I was doing a quick performance test on a block of code
void ConvertToFloat( const std::vector< short >& audioBlock,
std::vector< float >& out )
{
const float rcpShortMax = 1.0f / (float)SHRT_MAX;
out.resize( audioBlock.size() );
for( size_t i = 0; i < audioBlock.size(); i++ )
{
out[i] = (float)audioBlock[i] * rcpShortMax;
}
}
I was happy with the speed up over the original very naive implementation it takes just over 1 msec to process 65536 audio samples.
However just for fun I tried the following
void ConvertToFloat( const std::vector< short >& audioBlock,
std::vector< float >& out )
{
const float rcpShortMax = 1.0f / (float)SHRT_MAX;
out.reserve( audioBlock.size() );
for( size_t i = 0; i < audioBlock.size(); i++ )
{
out.push_back( (float)audioBlock[i] * rcpShortMax );
}
}
Now I fully expected this to give exactly the same performance as the original code.
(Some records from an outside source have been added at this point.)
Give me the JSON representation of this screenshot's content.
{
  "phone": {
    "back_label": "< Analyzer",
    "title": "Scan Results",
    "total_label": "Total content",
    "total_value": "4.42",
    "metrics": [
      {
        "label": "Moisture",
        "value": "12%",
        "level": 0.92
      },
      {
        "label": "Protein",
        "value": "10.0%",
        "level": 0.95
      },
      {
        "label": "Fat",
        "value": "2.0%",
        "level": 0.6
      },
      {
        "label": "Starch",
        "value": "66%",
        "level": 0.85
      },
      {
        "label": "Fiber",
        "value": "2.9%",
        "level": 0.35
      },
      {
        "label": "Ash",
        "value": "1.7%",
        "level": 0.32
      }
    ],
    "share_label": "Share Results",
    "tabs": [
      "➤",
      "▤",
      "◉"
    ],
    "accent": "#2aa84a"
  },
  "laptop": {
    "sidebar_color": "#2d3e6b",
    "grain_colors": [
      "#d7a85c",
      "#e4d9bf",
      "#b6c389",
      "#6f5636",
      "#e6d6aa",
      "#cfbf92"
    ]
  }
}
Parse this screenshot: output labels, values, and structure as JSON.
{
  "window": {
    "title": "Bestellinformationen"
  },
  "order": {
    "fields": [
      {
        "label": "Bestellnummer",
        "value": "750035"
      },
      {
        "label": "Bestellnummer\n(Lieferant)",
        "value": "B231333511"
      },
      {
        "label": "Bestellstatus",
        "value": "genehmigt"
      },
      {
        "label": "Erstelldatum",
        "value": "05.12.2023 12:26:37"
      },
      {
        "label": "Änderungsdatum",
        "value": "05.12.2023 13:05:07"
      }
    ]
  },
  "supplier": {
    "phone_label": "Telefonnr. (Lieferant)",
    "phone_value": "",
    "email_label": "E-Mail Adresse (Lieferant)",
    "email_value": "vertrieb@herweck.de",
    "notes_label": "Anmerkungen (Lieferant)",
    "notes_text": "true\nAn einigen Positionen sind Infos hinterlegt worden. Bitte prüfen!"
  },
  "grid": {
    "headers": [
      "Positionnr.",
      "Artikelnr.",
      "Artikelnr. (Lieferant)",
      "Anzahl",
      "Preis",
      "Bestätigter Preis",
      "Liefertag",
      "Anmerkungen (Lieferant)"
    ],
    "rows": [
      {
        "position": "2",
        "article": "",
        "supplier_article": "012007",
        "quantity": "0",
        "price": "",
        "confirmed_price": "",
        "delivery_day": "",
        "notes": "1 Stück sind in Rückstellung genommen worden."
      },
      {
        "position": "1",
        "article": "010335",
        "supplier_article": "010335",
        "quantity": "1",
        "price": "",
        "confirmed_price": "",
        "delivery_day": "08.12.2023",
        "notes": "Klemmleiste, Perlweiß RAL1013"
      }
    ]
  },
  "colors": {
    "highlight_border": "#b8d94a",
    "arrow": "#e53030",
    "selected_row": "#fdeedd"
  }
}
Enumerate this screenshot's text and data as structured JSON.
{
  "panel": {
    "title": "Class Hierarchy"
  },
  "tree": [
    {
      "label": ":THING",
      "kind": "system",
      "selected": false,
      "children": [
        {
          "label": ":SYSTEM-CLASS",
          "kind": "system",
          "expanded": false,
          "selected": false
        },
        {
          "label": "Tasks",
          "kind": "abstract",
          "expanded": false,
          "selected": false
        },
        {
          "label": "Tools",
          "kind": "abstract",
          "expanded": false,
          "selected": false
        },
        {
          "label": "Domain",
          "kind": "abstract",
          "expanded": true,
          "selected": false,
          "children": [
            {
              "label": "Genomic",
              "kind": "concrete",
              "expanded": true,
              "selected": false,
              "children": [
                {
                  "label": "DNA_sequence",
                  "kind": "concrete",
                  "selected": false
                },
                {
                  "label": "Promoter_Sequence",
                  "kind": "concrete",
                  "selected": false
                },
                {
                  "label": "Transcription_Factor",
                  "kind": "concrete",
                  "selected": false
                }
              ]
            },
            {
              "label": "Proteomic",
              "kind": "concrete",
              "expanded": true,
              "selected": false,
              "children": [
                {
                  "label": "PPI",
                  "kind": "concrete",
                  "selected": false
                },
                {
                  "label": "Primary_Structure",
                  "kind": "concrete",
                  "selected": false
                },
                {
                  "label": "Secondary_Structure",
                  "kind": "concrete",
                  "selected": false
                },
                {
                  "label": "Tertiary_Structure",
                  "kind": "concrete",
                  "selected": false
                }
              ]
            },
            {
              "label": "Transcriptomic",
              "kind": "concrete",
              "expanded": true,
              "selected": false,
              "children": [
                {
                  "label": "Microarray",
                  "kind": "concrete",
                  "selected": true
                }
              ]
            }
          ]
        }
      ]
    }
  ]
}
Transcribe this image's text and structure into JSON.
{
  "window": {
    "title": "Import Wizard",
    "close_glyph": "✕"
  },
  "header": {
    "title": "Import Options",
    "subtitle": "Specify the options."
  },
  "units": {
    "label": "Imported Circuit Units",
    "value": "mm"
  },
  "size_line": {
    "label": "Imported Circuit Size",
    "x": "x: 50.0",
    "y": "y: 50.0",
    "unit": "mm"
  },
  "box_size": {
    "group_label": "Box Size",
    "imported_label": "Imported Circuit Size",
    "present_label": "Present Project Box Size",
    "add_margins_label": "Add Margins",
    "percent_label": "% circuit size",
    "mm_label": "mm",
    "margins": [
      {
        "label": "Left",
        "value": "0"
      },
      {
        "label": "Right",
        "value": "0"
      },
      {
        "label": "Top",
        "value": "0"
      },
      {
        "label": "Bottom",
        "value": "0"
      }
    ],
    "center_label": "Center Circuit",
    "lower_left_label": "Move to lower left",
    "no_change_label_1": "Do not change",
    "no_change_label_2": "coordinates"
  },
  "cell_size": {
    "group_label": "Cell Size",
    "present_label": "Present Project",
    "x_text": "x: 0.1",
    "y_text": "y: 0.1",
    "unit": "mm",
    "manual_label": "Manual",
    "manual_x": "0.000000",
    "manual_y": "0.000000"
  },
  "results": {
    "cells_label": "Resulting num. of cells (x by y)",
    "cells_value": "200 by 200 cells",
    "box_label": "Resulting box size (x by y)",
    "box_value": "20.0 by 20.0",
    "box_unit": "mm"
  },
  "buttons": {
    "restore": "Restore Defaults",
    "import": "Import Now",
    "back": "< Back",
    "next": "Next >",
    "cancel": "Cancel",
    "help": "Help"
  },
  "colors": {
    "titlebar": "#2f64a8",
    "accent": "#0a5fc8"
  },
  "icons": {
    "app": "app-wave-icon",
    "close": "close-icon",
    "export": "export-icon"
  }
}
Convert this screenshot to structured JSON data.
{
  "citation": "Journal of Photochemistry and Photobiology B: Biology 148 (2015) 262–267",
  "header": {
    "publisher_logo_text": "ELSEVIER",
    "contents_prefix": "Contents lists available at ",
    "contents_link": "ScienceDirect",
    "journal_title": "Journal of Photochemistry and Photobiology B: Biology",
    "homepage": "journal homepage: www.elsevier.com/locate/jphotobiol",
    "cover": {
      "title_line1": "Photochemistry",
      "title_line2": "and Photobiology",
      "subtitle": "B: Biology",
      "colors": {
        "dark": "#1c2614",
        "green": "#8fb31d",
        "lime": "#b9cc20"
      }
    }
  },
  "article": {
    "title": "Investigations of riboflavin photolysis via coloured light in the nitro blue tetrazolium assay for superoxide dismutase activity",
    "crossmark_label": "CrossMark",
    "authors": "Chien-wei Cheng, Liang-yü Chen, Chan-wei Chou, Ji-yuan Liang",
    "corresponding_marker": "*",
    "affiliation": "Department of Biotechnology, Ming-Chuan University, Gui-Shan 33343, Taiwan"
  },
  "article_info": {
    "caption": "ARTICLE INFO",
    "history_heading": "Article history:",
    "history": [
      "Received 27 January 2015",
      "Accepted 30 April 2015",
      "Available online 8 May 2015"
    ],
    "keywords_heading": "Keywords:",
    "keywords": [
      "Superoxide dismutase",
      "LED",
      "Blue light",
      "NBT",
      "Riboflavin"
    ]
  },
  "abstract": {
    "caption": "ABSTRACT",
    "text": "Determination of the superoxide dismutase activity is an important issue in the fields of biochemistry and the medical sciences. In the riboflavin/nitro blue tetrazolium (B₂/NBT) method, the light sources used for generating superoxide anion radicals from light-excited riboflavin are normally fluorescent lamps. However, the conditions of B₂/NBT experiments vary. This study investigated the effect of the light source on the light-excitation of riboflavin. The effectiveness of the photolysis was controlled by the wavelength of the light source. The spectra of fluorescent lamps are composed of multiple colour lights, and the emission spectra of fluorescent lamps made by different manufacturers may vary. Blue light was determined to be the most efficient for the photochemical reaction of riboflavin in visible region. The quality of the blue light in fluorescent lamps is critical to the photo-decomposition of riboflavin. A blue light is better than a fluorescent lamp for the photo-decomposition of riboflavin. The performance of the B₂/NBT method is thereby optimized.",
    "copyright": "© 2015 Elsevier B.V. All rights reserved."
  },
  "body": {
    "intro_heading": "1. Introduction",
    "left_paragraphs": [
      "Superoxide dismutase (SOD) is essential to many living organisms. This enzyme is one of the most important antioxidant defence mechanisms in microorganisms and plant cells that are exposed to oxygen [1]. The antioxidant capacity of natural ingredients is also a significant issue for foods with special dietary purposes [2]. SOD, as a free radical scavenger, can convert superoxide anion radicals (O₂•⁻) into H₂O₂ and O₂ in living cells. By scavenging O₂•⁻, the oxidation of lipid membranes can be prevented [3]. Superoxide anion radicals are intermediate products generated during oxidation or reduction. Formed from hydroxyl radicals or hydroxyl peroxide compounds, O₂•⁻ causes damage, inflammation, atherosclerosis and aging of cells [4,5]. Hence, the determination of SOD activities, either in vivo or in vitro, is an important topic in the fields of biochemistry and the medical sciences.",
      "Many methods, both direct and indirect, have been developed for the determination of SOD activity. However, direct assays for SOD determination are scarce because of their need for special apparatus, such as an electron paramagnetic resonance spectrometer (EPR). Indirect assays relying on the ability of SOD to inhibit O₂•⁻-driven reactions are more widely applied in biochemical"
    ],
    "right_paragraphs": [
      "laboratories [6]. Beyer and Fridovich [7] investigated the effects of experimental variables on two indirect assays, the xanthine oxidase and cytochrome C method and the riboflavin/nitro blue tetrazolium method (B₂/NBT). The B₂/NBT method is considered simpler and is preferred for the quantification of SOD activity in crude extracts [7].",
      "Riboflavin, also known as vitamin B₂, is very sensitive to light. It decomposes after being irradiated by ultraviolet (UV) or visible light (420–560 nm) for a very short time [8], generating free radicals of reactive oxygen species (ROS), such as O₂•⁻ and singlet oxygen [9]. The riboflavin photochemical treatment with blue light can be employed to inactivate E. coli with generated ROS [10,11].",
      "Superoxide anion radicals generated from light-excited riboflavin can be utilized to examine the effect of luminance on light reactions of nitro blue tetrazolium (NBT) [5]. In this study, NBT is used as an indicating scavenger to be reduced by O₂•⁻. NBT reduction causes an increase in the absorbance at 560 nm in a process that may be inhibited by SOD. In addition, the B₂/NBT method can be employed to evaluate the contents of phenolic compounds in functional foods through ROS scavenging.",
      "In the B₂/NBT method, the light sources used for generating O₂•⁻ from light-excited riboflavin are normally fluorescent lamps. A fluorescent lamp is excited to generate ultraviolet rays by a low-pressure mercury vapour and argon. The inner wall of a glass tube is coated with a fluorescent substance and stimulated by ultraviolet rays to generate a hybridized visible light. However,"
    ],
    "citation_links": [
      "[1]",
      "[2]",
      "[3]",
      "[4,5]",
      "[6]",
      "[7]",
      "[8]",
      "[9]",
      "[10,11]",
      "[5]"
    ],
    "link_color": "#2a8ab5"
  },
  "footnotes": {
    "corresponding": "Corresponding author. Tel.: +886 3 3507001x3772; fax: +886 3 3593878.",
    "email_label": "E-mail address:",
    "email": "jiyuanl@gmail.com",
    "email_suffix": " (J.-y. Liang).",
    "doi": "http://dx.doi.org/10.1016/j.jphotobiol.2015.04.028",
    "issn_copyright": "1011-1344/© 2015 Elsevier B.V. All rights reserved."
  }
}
However suddenly the loop is now taking 900usec (i.e. it's 100usec faster than the other implementation).
Can anyone explain why this would give better performance? Does resize()
initialize the newly allocated vector where reserve just allocates but does not construct? This is the only thing I can think of.
PS this was tested on a single core 2Ghz AMD Turion 64 ML-37.